From 1773 the areas of Warmia (today’s Poland) and the then Kingdom of Prussia were combined to form the area of ​​East Prussia, and Königsberg became the provincial capital. Between the middle of the 19th century and 1946 the area belonged to the German Empire. Due to the Versailles Treaty of 1920, after the First World War, parts of the German territory were ceded to Poland, so that East Prussia was cut off from the German Empire and became an exclave.

The Second World War began with the attack on Poland and the annexation of the formerly ceded provinces of Prussia. Many thousands of civilians lost their lives as a result of the war or while fleeing. The sinking of the ships Wilhelm Gustloff or Goya and the refugee treks across the frozen lagoon are well known events in this context.

After the Second World War, southern East Prussia went to Poland and northern East Prussia to the Soviet Union. This became the Kaliningrad Oblast. The original population was expelled or deported from the area, and the Russian population resettled. The cities of the region were renamed, everything “German” should be banned. Many of the old places became orphaned and died out completely. For a long time, the Kaliningrad region was a restricted area, even for Soviet citizens.

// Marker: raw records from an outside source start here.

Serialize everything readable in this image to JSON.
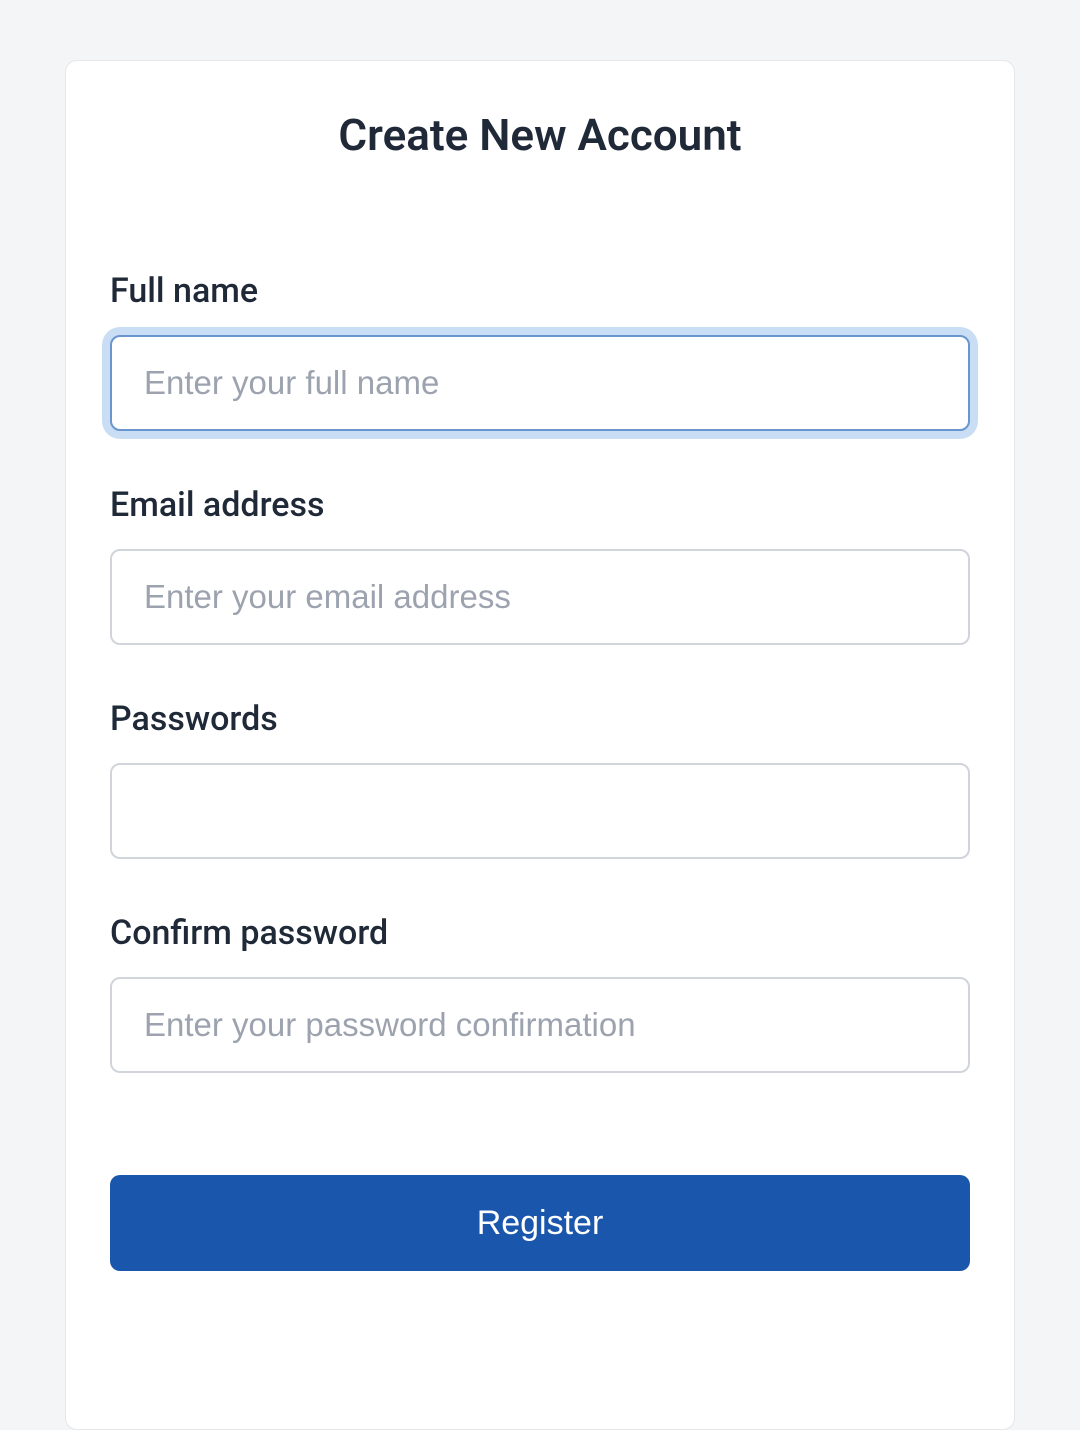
{
  "title": "Create New Account",
  "fields": {
    "full_name": {
      "label": "Full name",
      "placeholder": "Enter your full name",
      "value": ""
    },
    "email": {
      "label": "Email address",
      "placeholder": "Enter your email address",
      "value": ""
    },
    "password": {
      "label": "Passwords",
      "placeholder": "",
      "value": ""
    },
    "confirm_password": {
      "label": "Confirm password",
      "placeholder": "Enter your password confirmation",
      "value": ""
    }
  },
  "submit_label": "Register"
}
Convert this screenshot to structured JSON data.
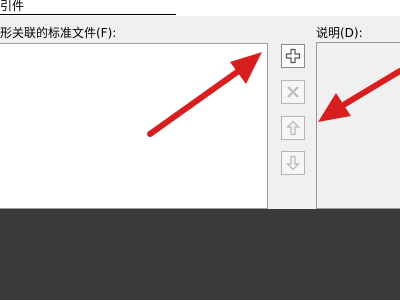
{
  "window": {
    "title_fragment": "引件"
  },
  "dialog": {
    "list_label": "形关联的标准文件(F):",
    "description_label": "说明(D):"
  },
  "toolbar": {
    "add_icon": "plus-icon",
    "remove_icon": "x-icon",
    "move_up_icon": "arrow-up-icon",
    "move_down_icon": "arrow-down-icon"
  },
  "annotation": {
    "arrow_color": "#d81e1e"
  },
  "colors": {
    "panel_bg": "#f0f0f0",
    "list_bg": "#ffffff",
    "bottom_panel": "#3a3a3a"
  }
}
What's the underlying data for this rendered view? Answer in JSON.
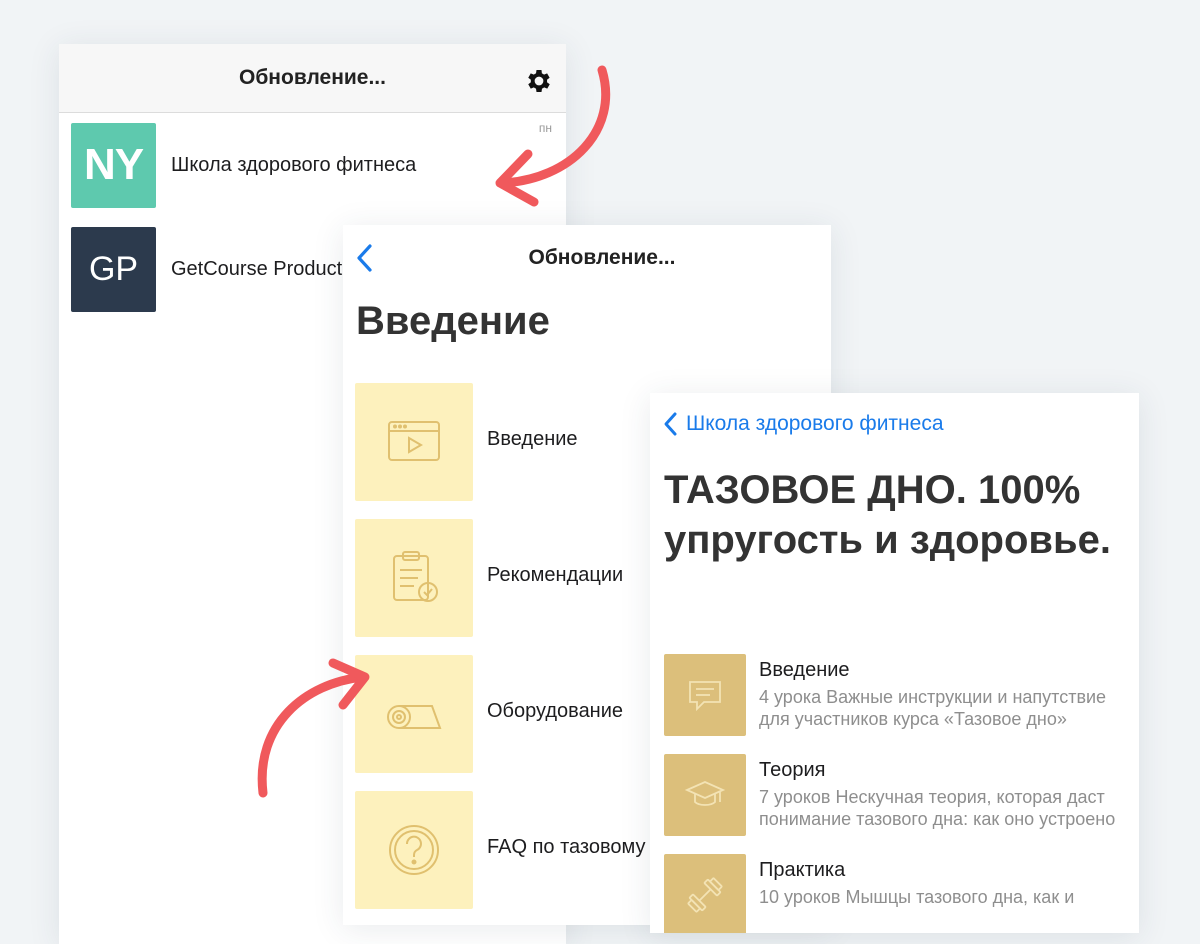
{
  "screen1": {
    "nav_title": "Обновление...",
    "chats": [
      {
        "avatar_text": "NY",
        "name": "Школа здорового фитнеса",
        "day": "пн"
      },
      {
        "avatar_text": "GP",
        "name": "GetCourse Production"
      }
    ]
  },
  "screen2": {
    "nav_title": "Обновление...",
    "page_title": "Введение",
    "lessons": [
      {
        "label": "Введение",
        "icon": "video-player-icon"
      },
      {
        "label": "Рекомендации",
        "icon": "clipboard-check-icon"
      },
      {
        "label": "Оборудование",
        "icon": "yoga-mat-icon"
      },
      {
        "label": "FAQ по тазовому дну",
        "icon": "question-circle-icon"
      }
    ]
  },
  "screen3": {
    "back_label": "Школа здорового фитнеса",
    "course_title": "ТАЗОВОЕ ДНО. 100% упругость и здоровье.",
    "modules": [
      {
        "title": "Введение",
        "desc": "4 урока Важные инструкции и напутствие для участников курса «Тазовое дно»",
        "icon": "chat-bubble-icon"
      },
      {
        "title": "Теория",
        "desc": "7 уроков Нескучная теория, которая даст понимание тазового дна: как оно устроено",
        "icon": "graduation-cap-icon"
      },
      {
        "title": "Практика",
        "desc": "10 уроков Мышцы тазового дна, как и",
        "icon": "dumbbell-icon"
      }
    ]
  },
  "colors": {
    "accent_blue": "#1a7bea",
    "annotation_arrow": "#f0595c",
    "lesson_tile": "#fdf1bd",
    "module_tile": "#dcbf7b",
    "avatar_ny": "#5ec9ae",
    "avatar_gp": "#2c3a4d"
  }
}
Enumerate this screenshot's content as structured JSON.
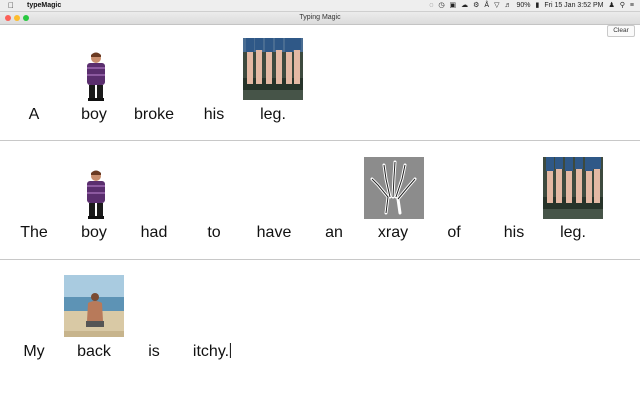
{
  "menubar": {
    "app_name": "typeMagic",
    "battery": "90%",
    "datetime": "Fri 15 Jan  3:52 PM"
  },
  "window": {
    "title": "Typing Magic"
  },
  "toolbar": {
    "clear_label": "Clear"
  },
  "sentences": [
    {
      "words": [
        "A",
        "boy",
        "broke",
        "his",
        "leg."
      ],
      "images": [
        "boy-icon",
        "feet-in-water-icon"
      ]
    },
    {
      "words": [
        "The",
        "boy",
        "had",
        "to",
        "have",
        "an",
        "xray",
        "of",
        "his",
        "leg."
      ],
      "images": [
        "boy-icon",
        "xray-hand-icon",
        "feet-in-water-icon"
      ]
    },
    {
      "words": [
        "My",
        "back",
        "is",
        "itchy."
      ],
      "images": [
        "man-back-at-beach-icon"
      ]
    }
  ]
}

With the end of the Soviet Union and the accompanying independence of Lithuania, the Kaliningrad region became an exclave. It is located about 1,200 kilometers from Moscow. The accession of Poland and Lithuania to the EU in 2004 made the situation even worse: the Kaliningrad area has since been surrounded by an external EU border, Russian citizens need a transit visa to travel from the rest of Russia to Kaliningrad or vice versa.


About 950,000 people live in the Kaliningrad exclave. Of them, more than 80 percent are ethnic Russians. In addition, around 4 percent of Ukrainians and Belarusians live here, as well as some Lithuanians (1 percent), Armenians and a small German minority. The Russian Germans living here are mostly returnees from other parts of the former Soviet states who were expelled there after the war.

It is interesting that a large part of the population was only deliberately settled in the Kaliningrad region in the course of Sovietization after 1945. There is hardly an “original” population with long, local family traditions. Only about 50 percent of the population were born in the Kaliningrad region. The independence of the former Soviet republics of Lithuania, Latvia and Estonia also meant that the Russian population living there at that time now settled in the Kaliningrad Oblast.

Around 430,000 people live in the city of Kaliningrad (Koenigsberg), the next largest cities are Sowetsk (Tilsit) and Tschernjachowsk (Insterburg), each with around 40,000 inhabitants, and Baltiysk (Pillau) and Gussew (Gumbinnen), each with around 30,000 inhabitants.


The Russian Orthodox faith is dominant in Kaliningrad Oblast. The majority of the faithful are followers of this church. But there are also a small number of supporters of the Protestant and Roman Catholic Churches. During the time of the Soviet Union, beliefs and religion played no role on the part of the state. Among other things, this led to the fact that many churches were misappropriated and used as warehouses. But many were simply left to their fate unused and fell into disrepair. You can still find numerous church ruins in the entire Kaliningrad region today.